Sample R
code for Ramsey and Schafer’s Statistical Sleuth 3ed for POL346: Applied Quantitative Analysis.
Do different amounts of light affect the growth of meadowfoam (a small plant used to create seed oil)? This is the question addressed in Case Study 9.1 in Statistical Sleuth 3e, Chapter 9, p 238.
Meadowfoam (Limnanthes alba) is a small plant found growing in moist meadows of the U.S. Pacific Northwest. It has been domesticated at Oregon State University for its seed oil, which is unique among vegetable oils for its long carbon strings. Like the oil from sperm whales, it is nongreasy and highly stable.
Researchers reported the results from one study in a series designed to find out how to elevate meadowfoam production to a profitable crop. In a controlled growth chamber, they focused on the effects of two light-related factors: light intensity, at the six levels of 150, 300, 450, 600, 750, and 900\(\mu\)mol/m2/sec; and the timing of the onset of the light treatment, either at photoperiodic floral induction (PFI)- the time at which the photo period was increased from 8 to 16 hours per day to induce flowering-or 24 days before PFI. The experimental design is depicted in Display 9.1. (Data from M. Seddigh and G. D. Jolliff, “Light Intensity Effects on Meadowfoam Growth and Flowering,” Crop Science 34 (1994): 497-503.)
We begin by loading packages, setting some display preferences, reading in the data, transforming some variables, and glancing at the data.
meadow <- Sleuth3::case0901 %>% clean_names()
meadow <- meadow %>%
mutate(time = ifelse(time > 1, "Early", "Late") %>% factor())
head(meadow)
flowers time intensity
1 62.3 Late 150
2 77.4 Late 150
3 55.3 Late 300
4 54.2 Late 300
5 49.6 Late 450
6 61.9 Late 450
A total of 24 meadowfoam plants were included in this data. There were 12 treatment groups - 6 light intensities at each of the 2 timing levels (Display 9.2, page 239 of the Sleuth).
ggplot(data = meadow) +
aes(x = intensity,
y = flowers) +
geom_point() +
geom_smooth(method = "lm", se = FALSE) +
labs(x = "light intensity (mu mol/m^2/sec)",
y = "average number of flowers")
The following code generates the scatterplot of the average number of flowers per plant versus the applied light intensity for each of the 12 experimental units akin to Display 9.3 on page 240.
ggplot(data = meadow) +
aes(x = intensity,
y = flowers,
color = time) +
geom_point() +
geom_smooth(method = "lm", se = FALSE) +
labs(x = "light intensity (mu mol/m^2/sec)",
y = "average number of flowers")
We next fit a multiple linear regression model that specifies parallel regression lines for the mean number of flowers as a function of light intensity as interpreted on page 239.

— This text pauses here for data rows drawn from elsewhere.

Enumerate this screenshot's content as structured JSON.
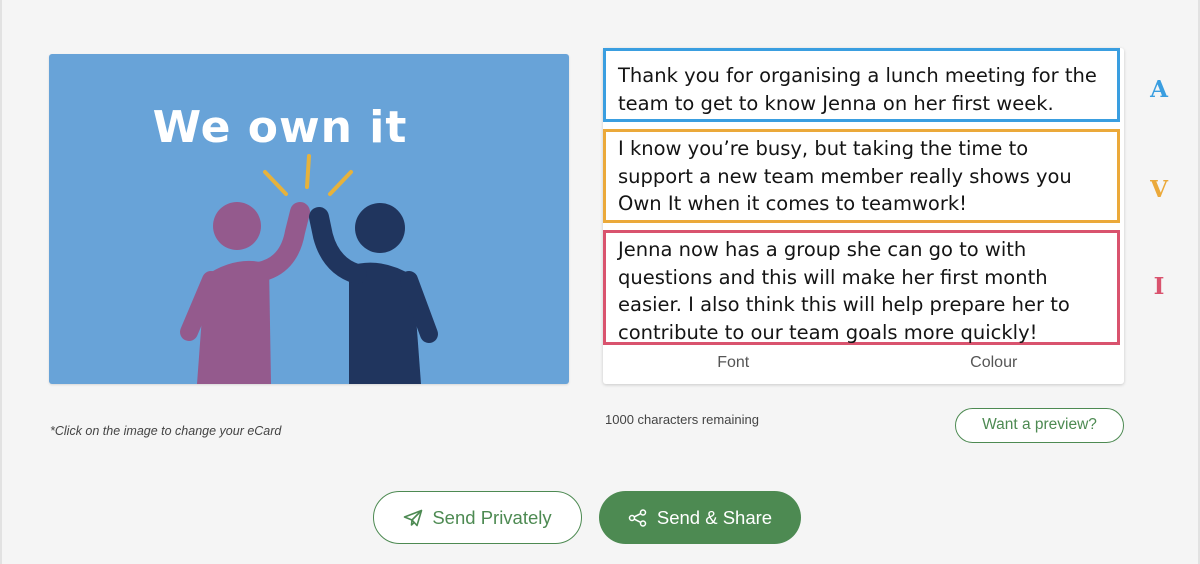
{
  "ecard": {
    "title": "We own it",
    "hint": "*Click on the image to change your eCard"
  },
  "messages": [
    {
      "letter": "A",
      "text": "Thank you for organising a lunch meeting for the team to get to know Jenna on her first week.",
      "color": "#3a9ee0"
    },
    {
      "letter": "V",
      "text": "I know you’re busy, but taking the time to support a new team member really shows you Own It when it comes to teamwork!",
      "color": "#eba93a"
    },
    {
      "letter": "I",
      "text": "Jenna now has a group she can go to with questions and this will make her first month easier. I also think this will help prepare her to contribute to our team goals more quickly!",
      "color": "#d9536e"
    }
  ],
  "toolbar": {
    "font_label": "Font",
    "colour_label": "Colour"
  },
  "chars_remaining": "1000 characters remaining",
  "preview_label": "Want a preview?",
  "actions": {
    "send_private_label": "Send Privately",
    "send_share_label": "Send & Share",
    "send_private_icon": "paper-plane-icon",
    "send_share_icon": "share-icon"
  },
  "colors": {
    "brand_green": "#4d8a52",
    "card_blue": "#68a3d8",
    "figure_purple": "#945a8d",
    "figure_navy": "#20355e",
    "spark_yellow": "#e6b23c"
  }
}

lm1 <- lm(flowers ~ intensity + time, data = meadow)
confint(lm1, level=.95) %>% # 95% confidence intervals
kable()
2.5 % | 97.5 % | |
---|---|---|
(Intercept) | 76.656 | 90.27 |
intensity | -0.051 | -0.03 |
timeLate | -17.627 | -6.69 |
stargazer(lm1,
header = FALSE,
type = 'html')
Dependent variable: | |
flowers | |
intensity | -0.040^{***} |
(0.005) | |
timeLate | -12.200^{***} |
(2.630) | |
Constant | 83.500^{***} |
(3.270) | |
Observations | 24 |
R^{2} | 0.799 |
Adjusted R^{2} | 0.780 |
Residual Std. Error | 6.440 (df = 21) |
F Statistic | 41.800^{***} (df = 2; 21) |
Note: | ^{}p<0.1; ^{}p<0.05; ^{}p<0.01 |
We can also fit a multiple linear regression with an interaction between light intensity and timing of its initiation as shown in Display 9.14 (page 260) and interpreted on page 239.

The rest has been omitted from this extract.